En géographie, Müller (2015a, 2015b) a réalisé des études sur les « mega-events », dans lesquelles se trouvent les JO les plus récents (Londres en 2012, Sotchi en 2014, Rio en 2016), entre autres (expositions universelles, coupe du monde de football, etc.). Ces évènements sont définis par quatre dimensions constituantes : leur coût (supérieur à un milliard de dollars) ; le nombre de visiteurs (supérieur à un million) ; la médiatisation (dont la mesure est subjective et complexe) ; les impacts transformatifs sur l’urbanisme (positifs comme négatifs).
Il souligne les conséquences très lourdes qu’ont ces évènements sur les dimensions économiques, sociales et environnementales, et identifie sept « syndromes » propres au mega-events :
• Les coûts sous-estimés
• Les bénéfices surestimés
• L’urbanisation en priorité pour l’évènement (les besoins locaux sont relégués au second plan après ceux d’accueil du public), sans prise en compte de l’impact environnemental
• La prise de risque public (où les pouvoirs publics assument le risque financier)
• Le droit d’exception (au niveau de la fiscalité ou des expropriations par exemple)
• Des appels d’offre biaisés (les marchés sont attribués d’office à certaines entreprises)
• Un phénomène de gentrification
Si la littérature sur les conséquences négatives de ces évènements est fournie, l’auteur indique l’absence de consensus entre les chercheurs et les villes, qui voient ces évènements comme une opportunité de développement, appuyée par le CIO et des cabinets de conseil.
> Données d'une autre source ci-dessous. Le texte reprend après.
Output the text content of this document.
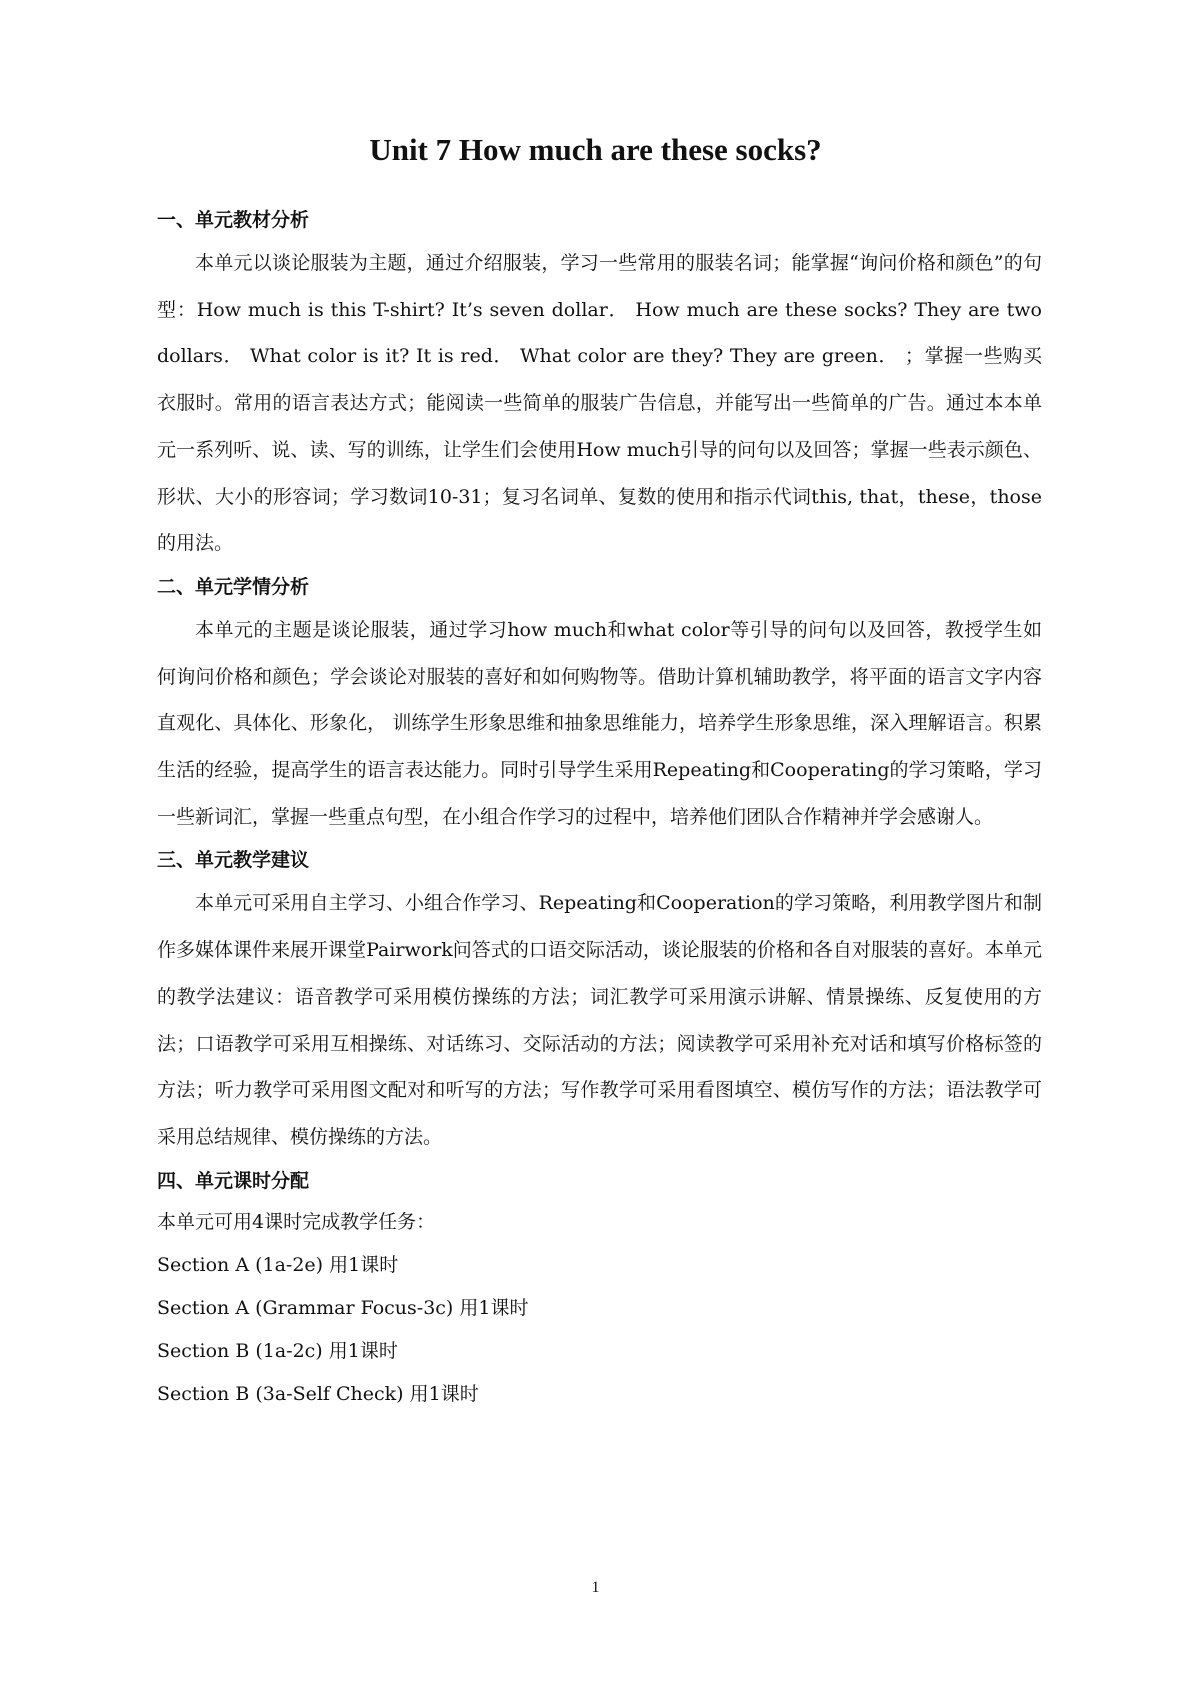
Unit 7 How much are these socks?
一、单元教材分析

本单元以谈论服装为主题，通过介绍服装，学习一些常用的服装名词；能掌握“询问价格和颜色”的句型：How much is this T-shirt? It’s seven dollar． How much are these socks? They are two dollars． What color is it? It is red． What color are they? They are green． ；掌握一些购买衣服时。常用的语言表达方式；能阅读一些简单的服装广告信息，并能写出一些简单的广告。通过本本单元一系列听、说、读、写的训练，让学生们会使用How much引导的问句以及回答；掌握一些表示颜色、形状、大小的形容词；学习数词10-31；复习名词单、复数的使用和指示代词this, that，these，those的用法。

二、单元学情分析

本单元的主题是谈论服装，通过学习how much和what color等引导的问句以及回答，教授学生如何询问价格和颜色；学会谈论对服装的喜好和如何购物等。借助计算机辅助教学，将平面的语言文字内容直观化、具体化、形象化， 训练学生形象思维和抽象思维能力，培养学生形象思维，深入理解语言。积累生活的经验，提高学生的语言表达能力。同时引导学生采用Repeating和Cooperating的学习策略，学习一些新词汇，掌握一些重点句型，在小组合作学习的过程中，培养他们团队合作精神并学会感谢人。

三、单元教学建议

本单元可采用自主学习、小组合作学习、Repeating和Cooperation的学习策略，利用教学图片和制作多媒体课件来展开课堂Pairwork问答式的口语交际活动，谈论服装的价格和各自对服装的喜好。本单元的教学法建议：语音教学可采用模仿操练的方法；词汇教学可采用演示讲解、情景操练、反复使用的方法；口语教学可采用互相操练、对话练习、交际活动的方法；阅读教学可采用补充对话和填写价格标签的方法；听力教学可采用图文配对和听写的方法；写作教学可采用看图填空、模仿写作的方法；语法教学可采用总结规律、模仿操练的方法。

四、单元课时分配

本单元可用4课时完成教学任务：

Section A (1a-2e) 用1课时

Section A (Grammar Focus-3c) 用1课时

Section B (1a-2c) 用1课时

Section B (3a-Self Check) 用1课时

1
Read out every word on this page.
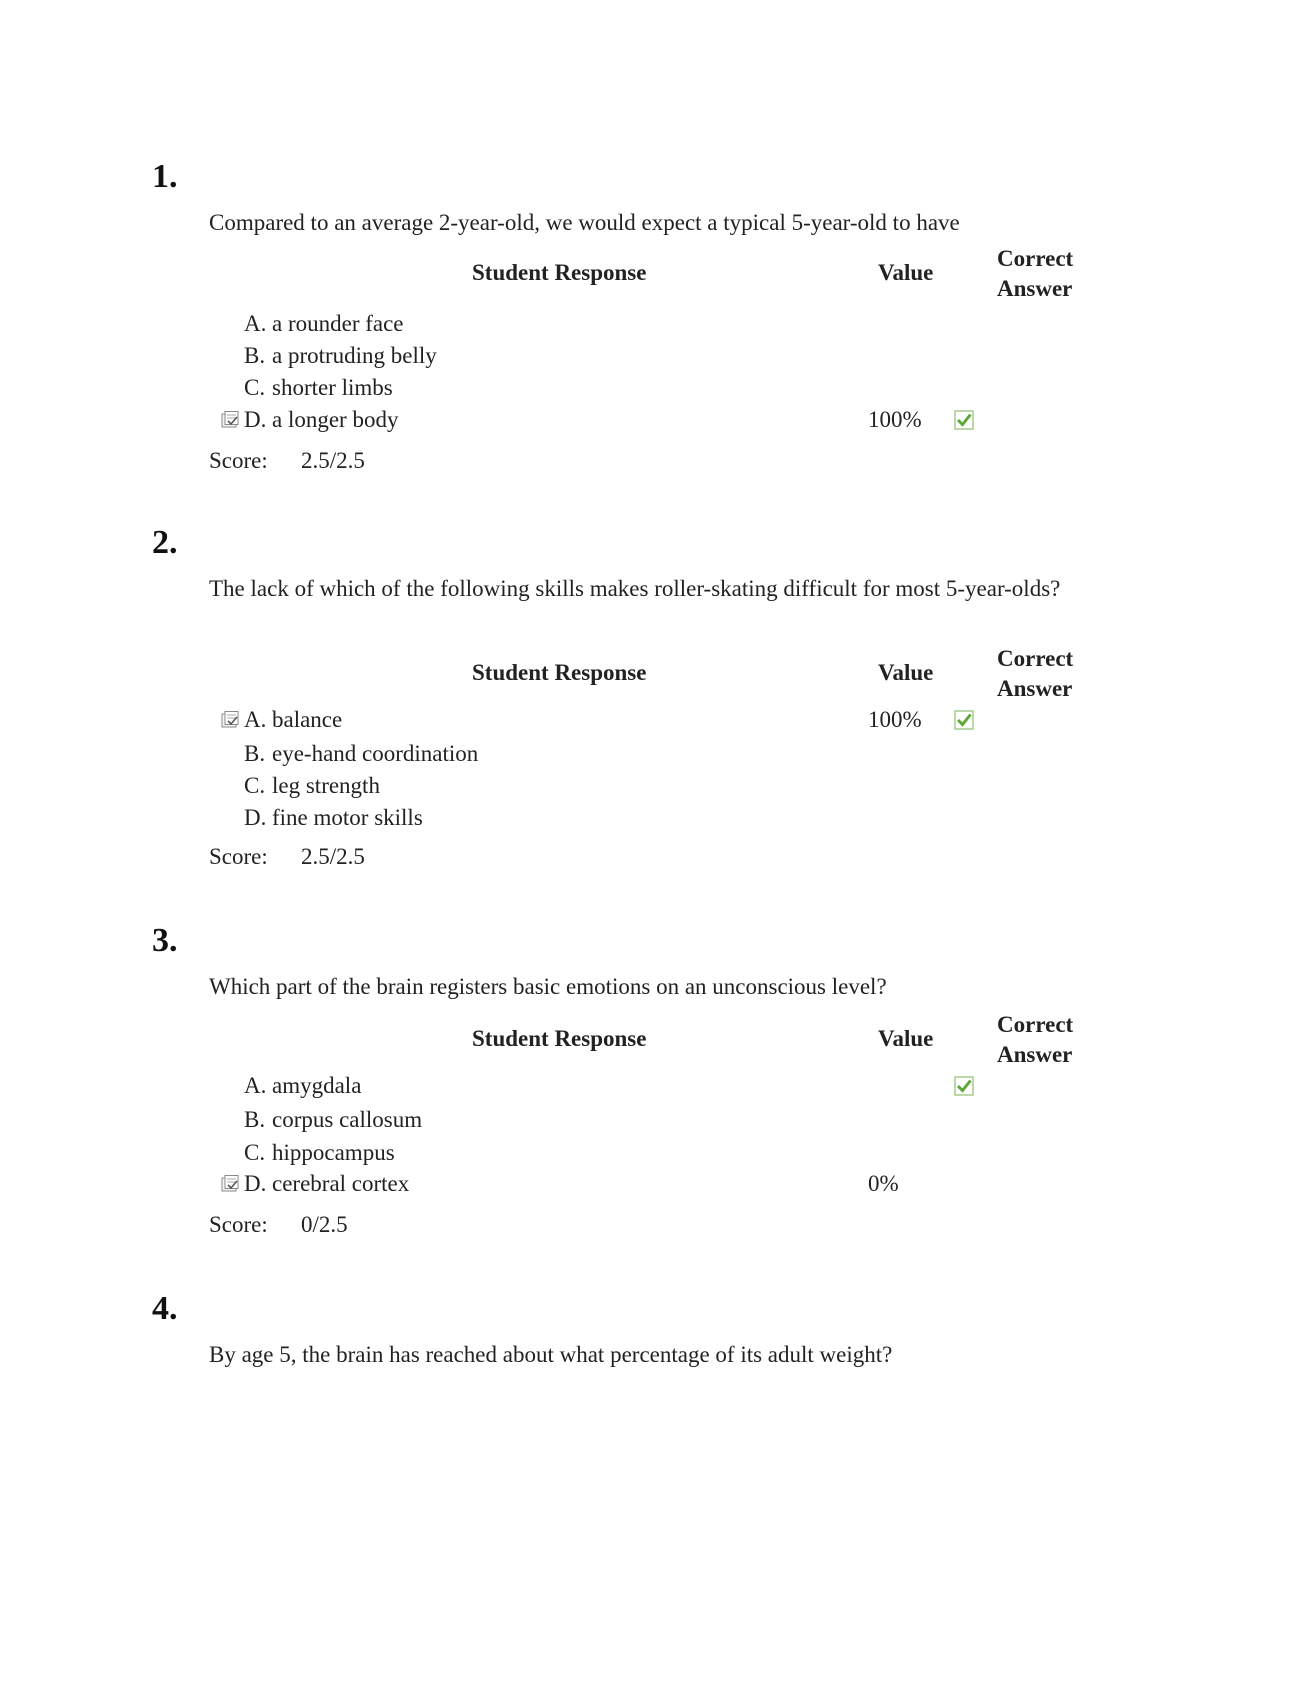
1.
Compared to an average 2-year-old, we would expect a typical 5-year-old to have
Student Response	Value
Correct
Answer
A. a rounder face
B. a protruding belly
C. shorter limbs
D. a longer body	100%
Score: 2.5/2.5
2.
The lack of which of the following skills makes roller-skating difficult for most 5-year-olds?
Student Response	Value
Correct
Answer
A. balance	100%
B. eye-hand coordination
C. leg strength
D. fine motor skills
Score: 2.5/2.5
3.
Which part of the brain registers basic emotions on an unconscious level?
Student Response	Value
Correct
Answer
A. amygdala
B. corpus callosum
C. hippocampus
D. cerebral cortex	0%
Score: 0/2.5
4.
By age 5, the brain has reached about what percentage of its adult weight?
Par ailleurs, certains travaux nous invitent à saisir une réalité plus complexe : Müller (op cit, 2015b) évoque l’accélération des travaux de construction d’infrastructures (Preuss, 2004) ; les bénéfices pour l’économie locale (Gratton, Shibli & Coleman, 2005), ou pour l’image de la ville hôte (Grix, 2012).
Ainsi, en tant que mega-event, les JO auraient une position ambivalente pour les villes qui les accueillent : s’ils peuvent engendrer des conséquences négatives sur les territoires, ils peuvent également leur apporter un dynamisme appréciable.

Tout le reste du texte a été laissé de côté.